An epic, or just another fable?

Who owns the West? Rip-off artists, says the Environmental Working Group.

The non-profit, non-partisan organization dedicated to using the power of information to protect human health and the environment, based in Washington, celebrated the 132nd anniversary of the passage of the United States’ General Mining Law by releasing a database it had compiled of mineral titles on public land in the western U.S.

The EWG said its database “gives the public its first comprehensive look at who has profited from the giveaway of their [sic] lands and mineral resources.” It’s “a taxpayer rip-off of epic proportions.” Those evil miners have stolen the public lands. Again.

It plays well in some circles. The insightful Dorothy Kosich, in an opinion piece for Mineweb, pointed out that mining is now a favoured target for non-governmental organizations that want to get their faces in front of funding organizations. And the EWG’s whole publicity campaign was not without its victories, at least in the mainstream press.

Seattle’s Post-Intelligencer, whose sympathies were already obvious from a series of articles it published in June 2001 called “The Mining of the West,” editorialized that in next November’s U.S. elections “we should be looking for members of Congress who will eliminate 19th-century abuses in favour of 21st-century protections for public land.” (Note its question-begging assumption that modern amendments to the Mining Law would necessarily clean up “abuses” and advance “protections.”)

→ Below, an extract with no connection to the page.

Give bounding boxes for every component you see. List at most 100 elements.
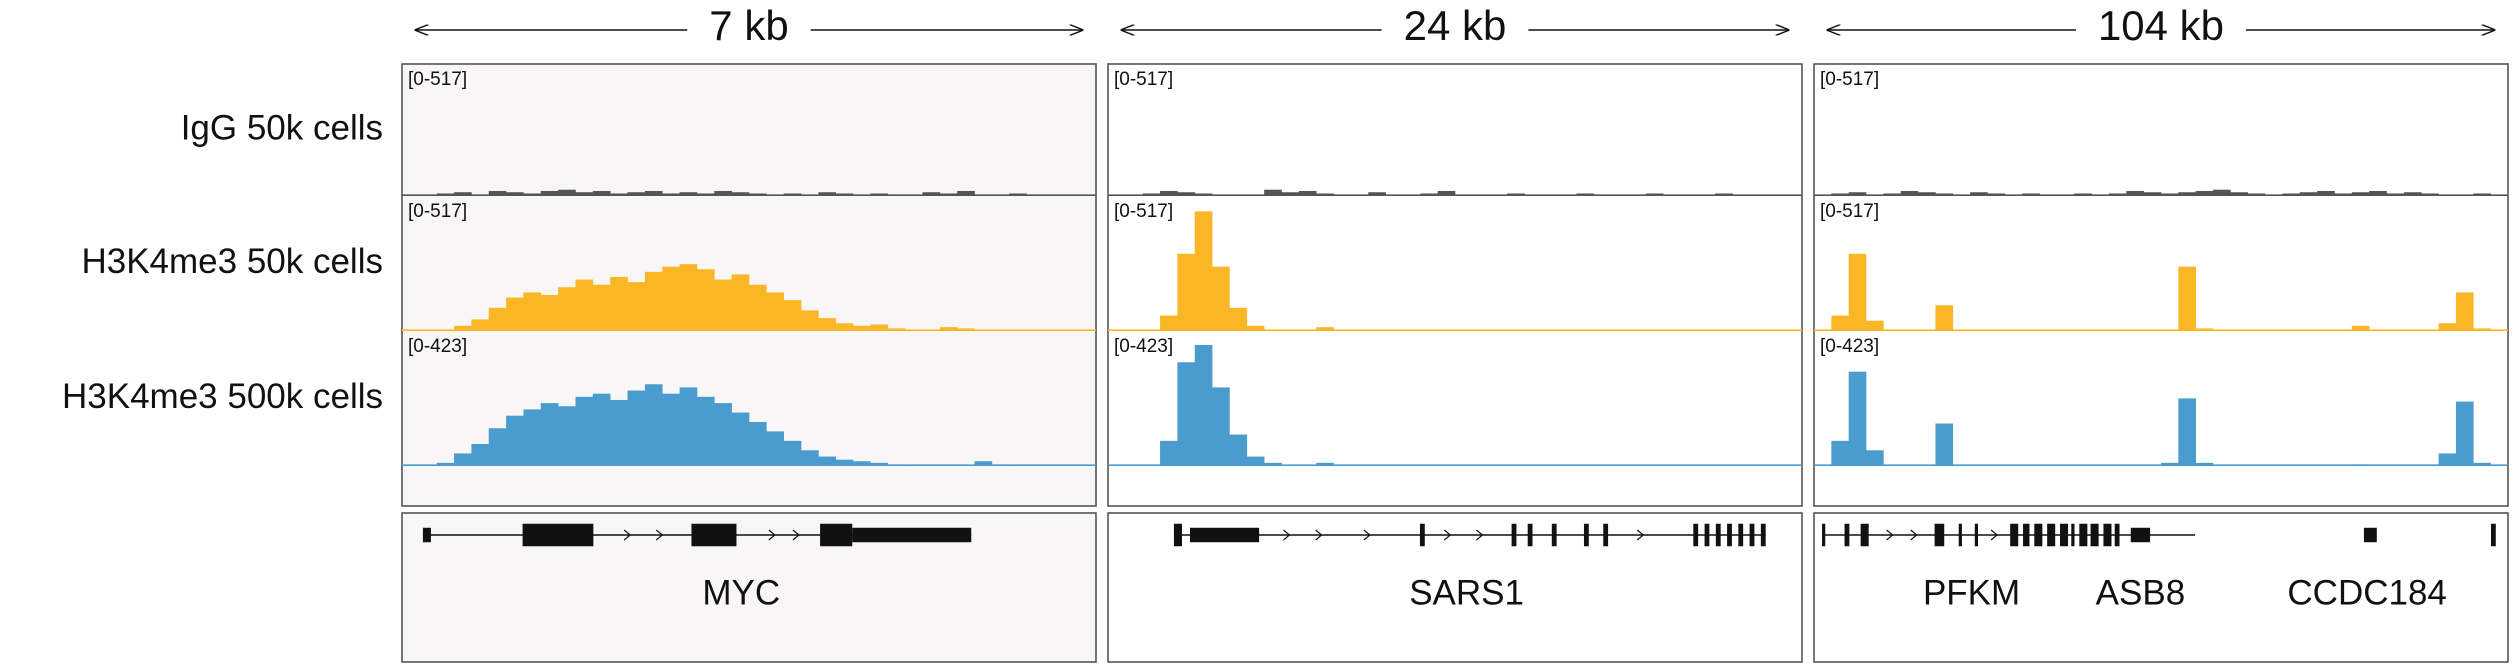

The editorial further suggested that the law was overdue for an update but that “environmental and mining groups disagree” about the reasonable royalty rate. We’ll let the Post-Intelligencer in on the industry’s dirty little secret: the market will set the royalty rate, whatever the politicians or any group may say. If it’s too high, projects won’t be developed.

This brings us to another repetition of the same old saw about how the legal right to mine is some guarantee of wealth. What the EWG calls “the giveaway” is nothing of the kind.

It is, it seems, frequently lost on the public and even on policy-makers that the right to mine is not a cheque made out to cash. Mineral rights to uneconomic mineral resources — and most of them are uneconomic, and stay that way — are a liability, not an asset. You pay to keep them, and you don’t sell any metal. To the EWG, mining-rights holders that have “gained control of precious metals and minerals” have bought a ticket on a gravy train. Trouble is, most of them will never board it.

Naturally an attack like this wouldn’t be complete without an environmental deception or two. The EWG says its “investigation reveals the very low prices paid to the U.S. government for operations that often leave multi-billion-dollar cleanup bills for taxpayers.” The present tense there is simply another attempt to hang the Butte mess and other old-industrial legacies around the neck of the modern mining industry. It’s mendacious nonsense.

But why stop there, when there’s more disinformation to peddle? After all, says the EWG, “metal mining accounted for 46% of pollution reported by all industries in 2001, yet comprised just 0.36% of the number of industrial operations.” Regular readers will recognize these meaningless statistics from the U.S. Environmental Protection Agency’s Toxics Release Inventory — waste rock and mill tailings make up 99% of that 46%, and yes, mines tend to be large, rather than small, businesses, and so don’t loom large in the phone book when people count up the “number of industrial operations.”

It was also unedifying to see how the EWG dished out a plateful of classic left-wing xenophobia, and how eagerly large news organizations dug in. An Associated Press report was headed “Foreign Companies Buy Up Mining Rights,” and The New York Times shuddered that “Foreigners Control Fifth of Mineral Wealth in American West, Study Shows.” The Post-Intelligencer’s editorial spoke darkly of how the Mining Law “has put a large share of the minerals on Western public land under the control of foreign corporations.”

Well, now. Put down that defibrillator and take a walk with us through large sectors of the Western World’s economy. Foreign ownership is a fact of life, everywhere you go. Learn to live with it, America. We had to.